🤖 AI Summary
This work addresses the limitation of existing self-supervised speech learning methods, which typically support only a single sampling rate and suffer performance degradation when trained on mixed-rate data due to temporal resolution mismatches. To overcome this, we propose MSR-HuBERT, the first framework enabling multi-sampling-rate self-supervised pretraining without resampling. MSR-HuBERT introduces a multi-sampling-rate adaptive downsampling CNN that maps raw waveforms of varying sampling rates—ranging from 16 kHz to 48 kHz—to a unified time resolution while preserving their original structure, thereby maintaining compatibility with HuBERT’s masked prediction objective and Transformer encoder. Experiments demonstrate that MSR-HuBERT outperforms standard HuBERT in both automatic speech recognition and full-band speech reconstruction tasks, effectively retaining high-frequency details and low-frequency semantic structures.
📝 Abstract
Self-supervised learning (SSL) has advanced speech processing. However, existing speech SSL methods typically assume a single sampling rate and struggle with mixed-rate data due to temporal resolution mismatch.
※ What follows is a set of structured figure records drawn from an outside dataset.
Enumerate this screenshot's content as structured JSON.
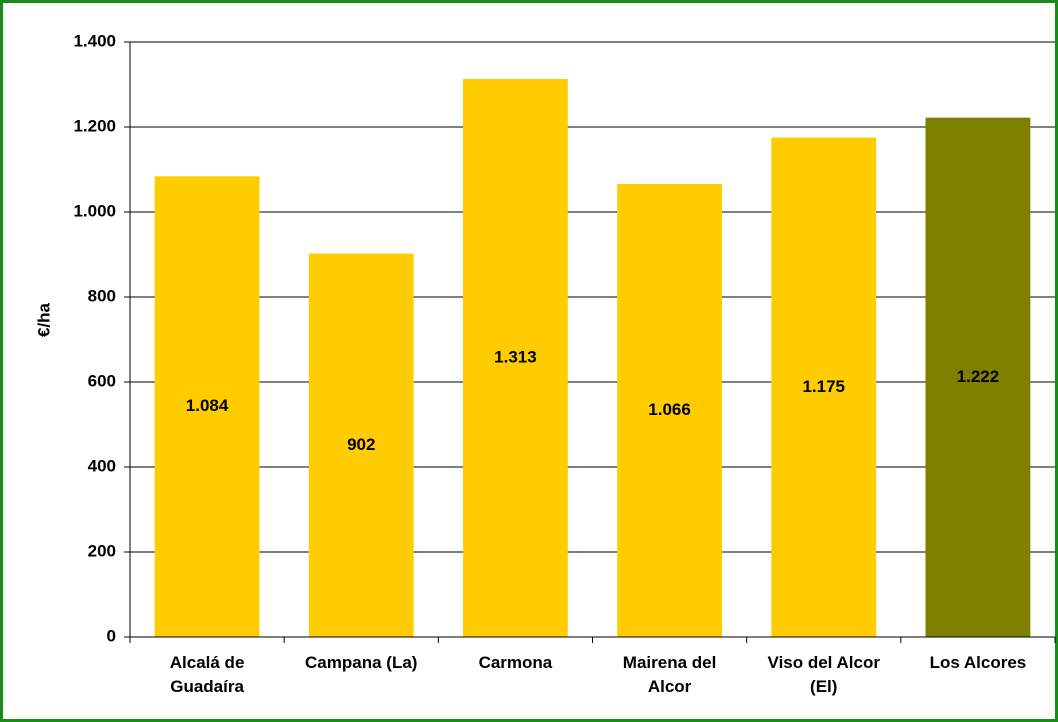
{
  "chart_data": {
    "type": "bar",
    "y_label": "€/ha",
    "categories": [
      "Alcalá de Guadaíra",
      "Campana (La)",
      "Carmona",
      "Mairena del Alcor",
      "Viso del Alcor (El)",
      "Los Alcores"
    ],
    "values": [
      1084,
      902,
      1313,
      1066,
      1175,
      1222
    ],
    "value_labels": [
      "1.084",
      "902",
      "1.313",
      "1.066",
      "1.175",
      "1.222"
    ],
    "colors": [
      "#ffcc00",
      "#ffcc00",
      "#ffcc00",
      "#ffcc00",
      "#ffcc00",
      "#808000"
    ],
    "ylim": [
      0,
      1400
    ],
    "yticks": [
      0,
      200,
      400,
      600,
      800,
      {
        "value": 1000,
        "label": "1.000"
      },
      {
        "value": 1200,
        "label": "1.200"
      },
      {
        "value": 1400,
        "label": "1.400"
      }
    ],
    "grid": true
  }
}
To address this limitation, we propose MSRHuBERT, a multi-sampling-rate adaptive pre-training method. Building on HuBERT, we replace its single-rate downsampling CNN with a multi-sampling-rate adaptive downsampling CNN that maps raw waveforms from different sampling rates to a shared temporal resolution without resampling. This design enables unified mixed-rate pre-training and fine-tuning. In experiments spanning 16 to 48 kHz, MSRHuBERT outperforms HuBERT on speech recognition and full-band speech reconstruction, preserving high-frequency detail while modeling low-frequency semantic structure. Moreover, MSRHuBERT retains HuBERT's mask-prediction objective and Transformer encoder, so existing analyses and improvements that were developed for HuBERT can apply directly.